SAP / cf-java-logging-support

The Java Logging Support for Cloud Foundry supports the creation of structured log messages and the collection of request metrics
Apache License 2.0
77 stars 48 forks source link

Unexpected stall on logback warning #179

Closed blackalkane closed 5 months ago

blackalkane commented 5 months ago

Hi

I have one general question: is the logging mechanism using cf-java-logging-support-logback either writing to file/disk or using a synchronous, blocking approach?

Our service's /health endpoint is stalling for multiple seconds. The code execution analysis showed Disk I/O operation from logger warning. We just use cf-java-logging-support-logback as is.

Thanks

KarstenSchnitter commented 5 months ago

Hi,

thanks for raising this issue. The answer depends on your additional logback configuration.

TL;DR: The library does not add synchronization, but Logback synchronizes writes on OutputStream, most likely stdout in your case.

The provided JsonEncoder is not using any synchronous blocks itself. It does access the MDC, which is a Java ThreadLocal, but this is non-blocking. However, the sample configuration uses the logback ConsoleAppender, which uses a synchronization on stdout. You can work around that, by wrapping the ConsoleAppender in a AsyncAppender:

<configuration debug="false" scan="false">
   <appender name="STDOUT-JSON" class="ch.qos.logback.core.ConsoleAppender">
      <encoder class="com.sap.hcp.cf.logback.encoder.JsonEncoder"/>
   </appender>
   <appender name="ASYNC-JSON" class="ch.qos.logback.classic.AsyncAppenderr">
      <appender-ref ref="STDOUT-JSON" />   </appender>
   </appender>
   <root level="${LOG_ROOT_LEVEL:-WARN}">
      <appender-ref ref="ASYNC-JSON" />
   </root>
</configuration>

Note, that there are several caveats with the AsyncAppender with regards to event loss. Please read up on that on its documentation.

If I am missing something here, please share details of your analysis.

Best Regards, Karsten

jandreas0 commented 5 months ago

Hi @KarstenSchnitter Thank you for this confirmation. Our appender configuration looks like this:

<appender name="STDOUT-JSON"
        class="ch.qos.logback.core.ConsoleAppender">
        <encoder class="com.sap.hcp.cf.logback.encoder.JsonEncoder" />
    </appender>
    <appender name="STDOUT"
        class="ch.qos.logback.core.ConsoleAppender">
        <encoder>
            ...
        </encoder>
    </appender>

Would you have any insights/ideas why our Dynatrace logging produces the following trace: log_stack_trace

This, to me, seems to be indicating a write-to-file (using FileOutputStream.writeBytes). This method takes up 100% of the 2.71s of execution time. Dynatrace is indicating that the entire execution time (100%) is spent in "Disk I/O".

KarstenSchnitter commented 5 months ago

The call stack determined by Dynatrace is correct. The ConsoleAppender will use System.out or System.err to get the OutputStream to write to. This is a cascade of different stream types: PrintStream -> BufferedOutputStream -> FileOutputSream. The ultimate method in your call stack FileOutputStream.write is actually a native method. It is no longer executing Java code, but a system library that creates the necessary syscalls.
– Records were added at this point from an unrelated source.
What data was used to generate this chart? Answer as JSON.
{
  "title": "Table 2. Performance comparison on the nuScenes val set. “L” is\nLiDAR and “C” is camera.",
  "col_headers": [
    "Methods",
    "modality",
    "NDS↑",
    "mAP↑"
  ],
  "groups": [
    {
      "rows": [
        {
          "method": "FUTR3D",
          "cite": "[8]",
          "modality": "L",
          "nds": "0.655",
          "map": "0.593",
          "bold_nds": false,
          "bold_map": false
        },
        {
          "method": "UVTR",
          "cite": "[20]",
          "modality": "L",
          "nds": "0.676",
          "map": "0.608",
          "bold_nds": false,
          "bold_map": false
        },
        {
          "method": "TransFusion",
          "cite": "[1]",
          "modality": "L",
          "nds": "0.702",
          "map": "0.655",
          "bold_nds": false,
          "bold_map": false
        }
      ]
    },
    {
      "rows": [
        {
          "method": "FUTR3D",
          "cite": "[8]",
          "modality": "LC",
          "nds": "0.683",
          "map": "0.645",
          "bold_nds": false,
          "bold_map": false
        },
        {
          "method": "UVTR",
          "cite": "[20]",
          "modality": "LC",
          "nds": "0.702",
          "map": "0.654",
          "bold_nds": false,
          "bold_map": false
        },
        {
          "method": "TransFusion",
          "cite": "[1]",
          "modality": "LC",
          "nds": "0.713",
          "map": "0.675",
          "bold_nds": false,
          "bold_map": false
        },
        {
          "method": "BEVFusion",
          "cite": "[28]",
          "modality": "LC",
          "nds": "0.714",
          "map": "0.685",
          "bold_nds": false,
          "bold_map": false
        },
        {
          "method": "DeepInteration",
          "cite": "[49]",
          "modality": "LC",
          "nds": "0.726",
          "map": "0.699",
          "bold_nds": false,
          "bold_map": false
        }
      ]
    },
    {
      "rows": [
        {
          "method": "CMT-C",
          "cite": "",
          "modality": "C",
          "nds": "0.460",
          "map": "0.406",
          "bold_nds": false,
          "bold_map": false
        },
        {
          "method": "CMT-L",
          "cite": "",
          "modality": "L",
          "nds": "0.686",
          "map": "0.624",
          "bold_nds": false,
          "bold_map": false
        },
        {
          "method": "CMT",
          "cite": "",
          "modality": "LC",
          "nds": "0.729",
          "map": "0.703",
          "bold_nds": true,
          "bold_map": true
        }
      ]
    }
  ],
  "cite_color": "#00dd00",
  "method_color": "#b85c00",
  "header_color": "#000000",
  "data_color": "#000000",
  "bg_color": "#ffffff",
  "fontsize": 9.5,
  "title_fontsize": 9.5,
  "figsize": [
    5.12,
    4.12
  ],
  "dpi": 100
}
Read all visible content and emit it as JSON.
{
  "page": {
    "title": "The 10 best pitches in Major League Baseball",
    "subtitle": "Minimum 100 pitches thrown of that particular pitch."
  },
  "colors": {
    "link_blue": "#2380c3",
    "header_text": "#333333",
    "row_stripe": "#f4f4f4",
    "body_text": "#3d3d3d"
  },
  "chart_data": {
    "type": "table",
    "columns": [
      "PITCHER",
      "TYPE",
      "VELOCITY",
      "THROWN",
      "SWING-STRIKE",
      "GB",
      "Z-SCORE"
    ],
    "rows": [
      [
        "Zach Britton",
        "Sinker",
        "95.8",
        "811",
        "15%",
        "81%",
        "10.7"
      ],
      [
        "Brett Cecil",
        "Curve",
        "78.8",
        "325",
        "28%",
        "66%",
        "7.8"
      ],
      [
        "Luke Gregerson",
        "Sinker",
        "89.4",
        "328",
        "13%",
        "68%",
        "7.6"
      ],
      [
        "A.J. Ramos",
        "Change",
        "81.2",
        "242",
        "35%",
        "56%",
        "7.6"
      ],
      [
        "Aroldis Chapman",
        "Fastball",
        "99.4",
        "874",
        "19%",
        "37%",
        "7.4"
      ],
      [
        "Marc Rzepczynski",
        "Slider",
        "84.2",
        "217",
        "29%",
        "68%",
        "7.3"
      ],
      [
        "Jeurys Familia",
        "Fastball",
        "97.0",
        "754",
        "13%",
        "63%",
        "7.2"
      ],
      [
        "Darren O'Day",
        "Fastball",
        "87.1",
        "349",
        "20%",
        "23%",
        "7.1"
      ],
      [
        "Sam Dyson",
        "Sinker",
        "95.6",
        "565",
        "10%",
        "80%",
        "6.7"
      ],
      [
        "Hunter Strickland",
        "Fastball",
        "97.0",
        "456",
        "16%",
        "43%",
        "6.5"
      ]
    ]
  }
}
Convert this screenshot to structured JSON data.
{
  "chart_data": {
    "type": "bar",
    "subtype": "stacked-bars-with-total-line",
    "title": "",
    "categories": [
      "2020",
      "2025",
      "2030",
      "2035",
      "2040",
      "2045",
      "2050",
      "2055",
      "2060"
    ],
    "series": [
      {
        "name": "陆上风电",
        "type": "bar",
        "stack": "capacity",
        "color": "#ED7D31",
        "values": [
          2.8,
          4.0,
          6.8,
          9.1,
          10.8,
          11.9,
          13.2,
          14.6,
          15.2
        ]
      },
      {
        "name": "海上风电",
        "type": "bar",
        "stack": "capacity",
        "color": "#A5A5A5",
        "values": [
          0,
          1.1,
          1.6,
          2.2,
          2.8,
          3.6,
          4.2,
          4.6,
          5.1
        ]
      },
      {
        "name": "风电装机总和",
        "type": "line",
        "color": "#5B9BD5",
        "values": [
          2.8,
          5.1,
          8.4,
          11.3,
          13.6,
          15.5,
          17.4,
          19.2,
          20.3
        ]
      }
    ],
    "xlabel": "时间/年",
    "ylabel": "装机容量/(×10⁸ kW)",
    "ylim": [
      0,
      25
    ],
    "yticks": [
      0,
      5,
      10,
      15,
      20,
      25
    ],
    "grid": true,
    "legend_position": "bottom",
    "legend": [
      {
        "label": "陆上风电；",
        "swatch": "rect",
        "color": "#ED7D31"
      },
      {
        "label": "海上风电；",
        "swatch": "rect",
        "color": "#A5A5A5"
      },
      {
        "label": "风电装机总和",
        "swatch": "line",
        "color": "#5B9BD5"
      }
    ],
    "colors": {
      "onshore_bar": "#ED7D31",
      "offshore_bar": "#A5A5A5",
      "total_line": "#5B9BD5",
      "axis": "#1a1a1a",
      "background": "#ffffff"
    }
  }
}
The ultra-long execution time can be caused by massive load, for example, a huge amount of data written. Another reason might be general congestion of your execution environment, for example, the operating system or the hardware. If you are running in a cloud environment, there might be a noisy neighbour on the same machine. For example in CloudFoundry, there is no I/O limitation for applications. It would be interesting to know, how reproducible your issue is. Do you always see it with your application or just in some running instances? This might give you a lead on finding the root cause of your issue.

Coming back to this library: Your Dynatrace call stack does not contain any reference to cf-java-logging-support. This should have been the case in the first three lines. The encoder is called after filtering the messages and before handing it of to the appenders. Either Dynatrace is not picking this up, or you are running without the library altogether. In both cases, there is no performance issue with cf-java-logging-support. Maybe you can get more help with the JVM provider or your cloud provider, if this is used.